LapGoat@pawb.social 1 month ago
i love bucky’s piss palace
Semi_Hemi_Demigod@lemmy.world 1 month ago
Sheetz gang where you at?
captainlezbian@lemmy.world 1 month ago
Here, cheap gas and good wages for the workers. I’m on the other side of the country now, but I miss it. Though apparently wawa is now invading ohio as well
Semi_Hemi_Demigod@lemmy.world 1 month ago
This aggression shall not stand. We need a Sheetz in Newark.
golden_calf@lemmy.world 1 month ago
Same draw, you know it’ll have a clean bathroom. I don’t think they have any overlapping areas though.
Quill7513@slrpnk.net 1 month ago
SWVA and NC have both now
thenextguy@lemmy.world 1 month ago
VerilyFemme@lemmy.blahaj.zone 1 month ago
One of two things in South Dakota
GrabtharsHammer@lemmy.world 1 month ago
Old timers: … Wall drug: Free water! Old timers: 🤯🤯🤯
MintyFresh@lemmy.world 1 month ago
Wall drug!
QuandaleDingle@lemmy.world 1 month ago
Why are they called that??? XD
cdf12345@lemmy.zip 1 month ago
Because of the city Wall, South Dakota
TankovayaDiviziya@lemmy.world 1 month ago
I never heard of Buccees before but YouTuber Joe Scott hyped it up. But he’s Texan so of course he’s proud.
Technus@lemmy.zip 1 month ago
Buc-ees is the only good thing about Texas.

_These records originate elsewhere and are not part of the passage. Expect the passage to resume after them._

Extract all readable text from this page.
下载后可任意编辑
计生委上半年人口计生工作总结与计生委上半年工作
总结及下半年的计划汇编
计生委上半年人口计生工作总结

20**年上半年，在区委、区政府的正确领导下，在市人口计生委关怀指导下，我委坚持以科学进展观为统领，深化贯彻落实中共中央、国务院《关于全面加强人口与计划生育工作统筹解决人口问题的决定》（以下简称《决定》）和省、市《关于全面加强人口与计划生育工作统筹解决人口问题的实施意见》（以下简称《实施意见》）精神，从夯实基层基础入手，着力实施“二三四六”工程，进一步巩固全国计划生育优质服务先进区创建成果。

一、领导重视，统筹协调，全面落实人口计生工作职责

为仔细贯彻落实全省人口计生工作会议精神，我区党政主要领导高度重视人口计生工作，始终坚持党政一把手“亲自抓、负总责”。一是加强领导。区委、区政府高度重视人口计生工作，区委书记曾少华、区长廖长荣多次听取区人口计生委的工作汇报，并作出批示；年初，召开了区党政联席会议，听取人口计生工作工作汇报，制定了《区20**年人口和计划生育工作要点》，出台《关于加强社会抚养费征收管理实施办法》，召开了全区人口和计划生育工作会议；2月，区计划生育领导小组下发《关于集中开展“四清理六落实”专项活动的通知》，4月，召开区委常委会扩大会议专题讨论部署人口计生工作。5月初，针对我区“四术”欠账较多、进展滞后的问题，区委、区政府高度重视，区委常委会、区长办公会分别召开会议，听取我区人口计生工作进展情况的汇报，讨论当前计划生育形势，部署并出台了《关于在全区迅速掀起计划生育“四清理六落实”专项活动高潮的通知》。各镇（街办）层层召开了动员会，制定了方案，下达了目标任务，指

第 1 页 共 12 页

scytale@piefed.zip 1 month ago
HEB though.
HeyThisIsntTheYMCA@lemmy.world 1 month ago
Yeah. The one by my apartment had a tortilla press… That and hot sauce was my midnight snack
erie09@lemmy.world 1 month ago
Don’t forget the ice!
green_goglin@thelemmy.club 1 month ago
The brisket is beaver meat.
LapGoat@pawb.social 1 month ago
its also fresh and its on the board
FatVegan@leminal.space 1 month ago
And they say the orcs have no culture
consumptionone@lemmy.world 1 month ago
The only reason I stop at Buc-ees when I’m driving past is because they actually clean the bathrooms. Worst part of many road trips is stopping at normal gas stations where the bathroom hasn’t been touched by a cleaning product in a very long time.
sartalon@lemmy.world 1 month ago
Exactly.
It’s always an unknown factor at other places. Some of them you feel like you are taking your life in your own hands.

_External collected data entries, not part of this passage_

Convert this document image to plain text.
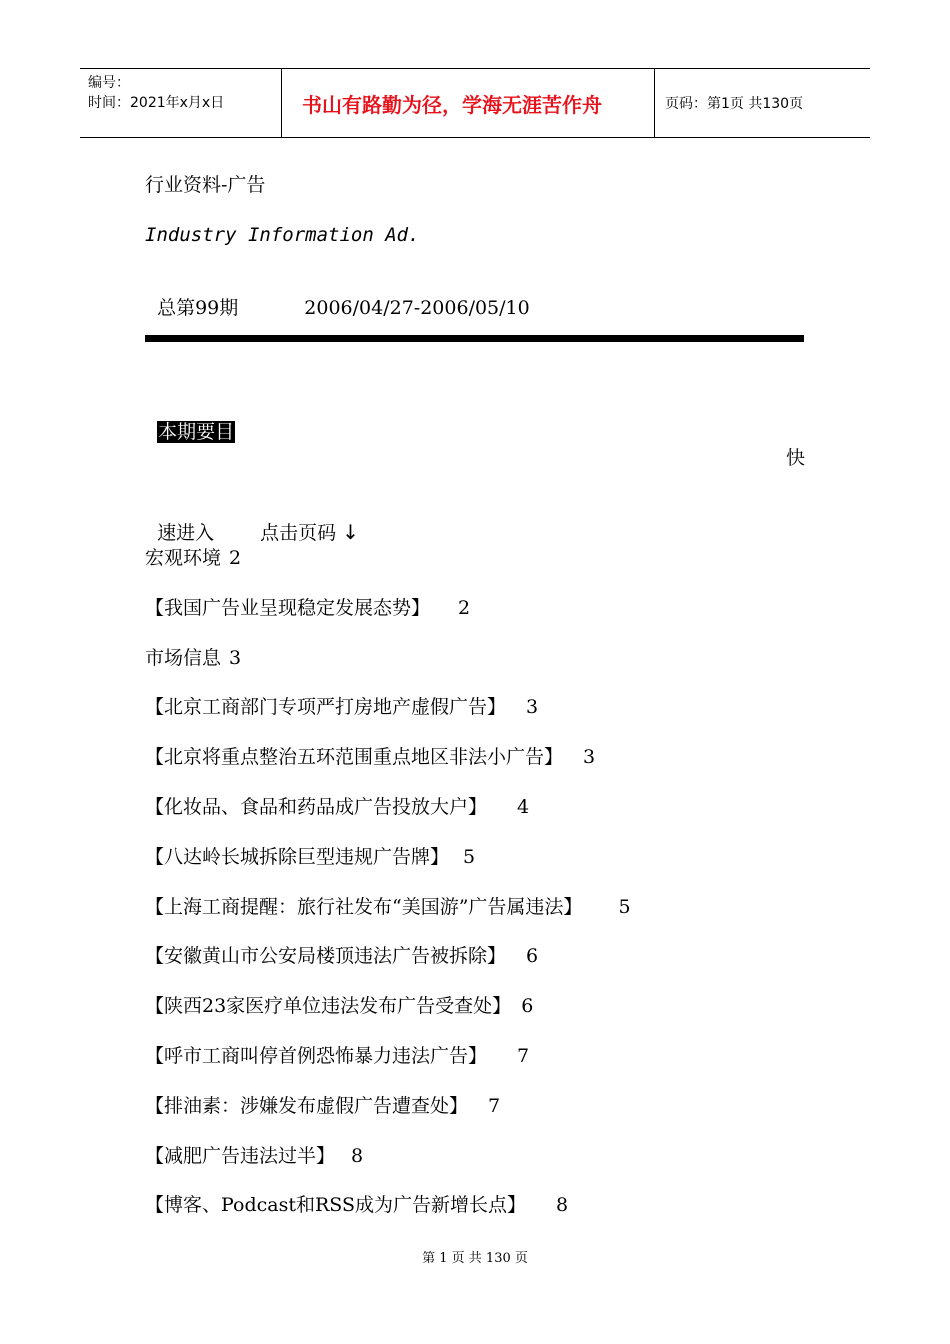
编号：
时间：2021年x月x日	书山有路勤为径，学海无涯苦作舟	页码：第1页 共130页
行业资料-广告
Industry Information Ad.

总第99期	2006/04/27-2006/05/10

本期要目

快

速进入 点击页码 ↓

宏观环境 2
【我国广告业呈现稳定发展态势】 2
市场信息 3
【北京工商部门专项严打房地产虚假广告】 3
【北京将重点整治五环范围重点地区非法小广告】 3
【化妆品、食品和药品成广告投放大户】 4
【八达岭长城拆除巨型违规广告牌】 5
【上海工商提醒：旅行社发布“美国游”广告属违法】 5
【安徽黄山市公安局楼顶违法广告被拆除】 6
【陕西23家医疗单位违法发布广告受查处】 6
【呼市工商叫停首例恐怖暴力违法广告】 7
【排油素：涉嫌发布虚假广告遭查处】 7
【减肥广告违法过半】 8
【博客、Podcast和RSS成为广告新增长点】 8
第 1 页 共 130 页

But Buc-ees is always a guaranteed a clean experience.
Pricklesthemagicfish@reddthat.com 1 month ago
Oh I get it the culture that smears shit off their asshole with paper is concerned with a certain level of hygienic lol.

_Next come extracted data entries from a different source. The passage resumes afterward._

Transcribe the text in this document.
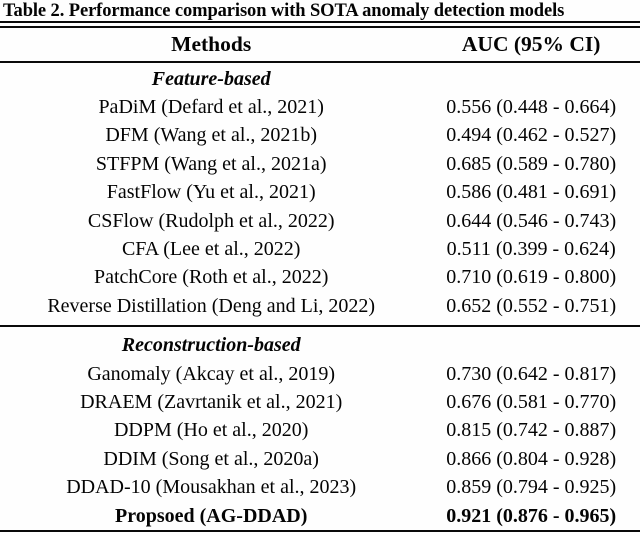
Table 2. Performance comparison with SOTA anomaly detection models
Methods	AUC (95% CI)
Feature-based
PaDiM (Defard et al., 2021)	0.556 (0.448 - 0.664)
DFM (Wang et al., 2021b)	0.494 (0.462 - 0.527)
STFPM (Wang et al., 2021a)	0.685 (0.589 - 0.780)
FastFlow (Yu et al., 2021)	0.586 (0.481 - 0.691)
CSFlow (Rudolph et al., 2022)	0.644 (0.546 - 0.743)
CFA (Lee et al., 2022)	0.511 (0.399 - 0.624)
PatchCore (Roth et al., 2022)	0.710 (0.619 - 0.800)
Reverse Distillation (Deng and Li, 2022)	0.652 (0.552 - 0.751)
Reconstruction-based
Ganomaly (Akcay et al., 2019)	0.730 (0.642 - 0.817)
DRAEM (Zavrtanik et al., 2021)	0.676 (0.581 - 0.770)
DDPM (Ho et al., 2020)	0.815 (0.742 - 0.887)
DDIM (Song et al., 2020a)	0.866 (0.804 - 0.928)
DDAD-10 (Mousakhan et al., 2023)	0.859 (0.794 - 0.925)
Propsoed (AG-DDAD)	0.921 (0.876 - 0.965)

Th3D3k0y@lemmy.world 1 month ago
Their entire business model is build around a Clean Bathroom, literally everything else is just there because you wanted to not have to worry about sanitation
HeyThisIsntTheYMCA@lemmy.world 1 month ago
How’s their stall door sitiation
VinegarChunks@lemmus.org 1 month ago
They have German-style stall doors where even your feet are not visible from outside
LurkingLuddite@piefed.social 1 month ago
I dunno’ what the problem is. You cannot get syphilis if it’s just your piss hitting the toilet and surrounding area.
Rekorse@sh.itjust.works 1 month ago
Pretty sure the whole idea of getting an STD from toilet seats is just people cheating and blaming a random toilet as an excuse.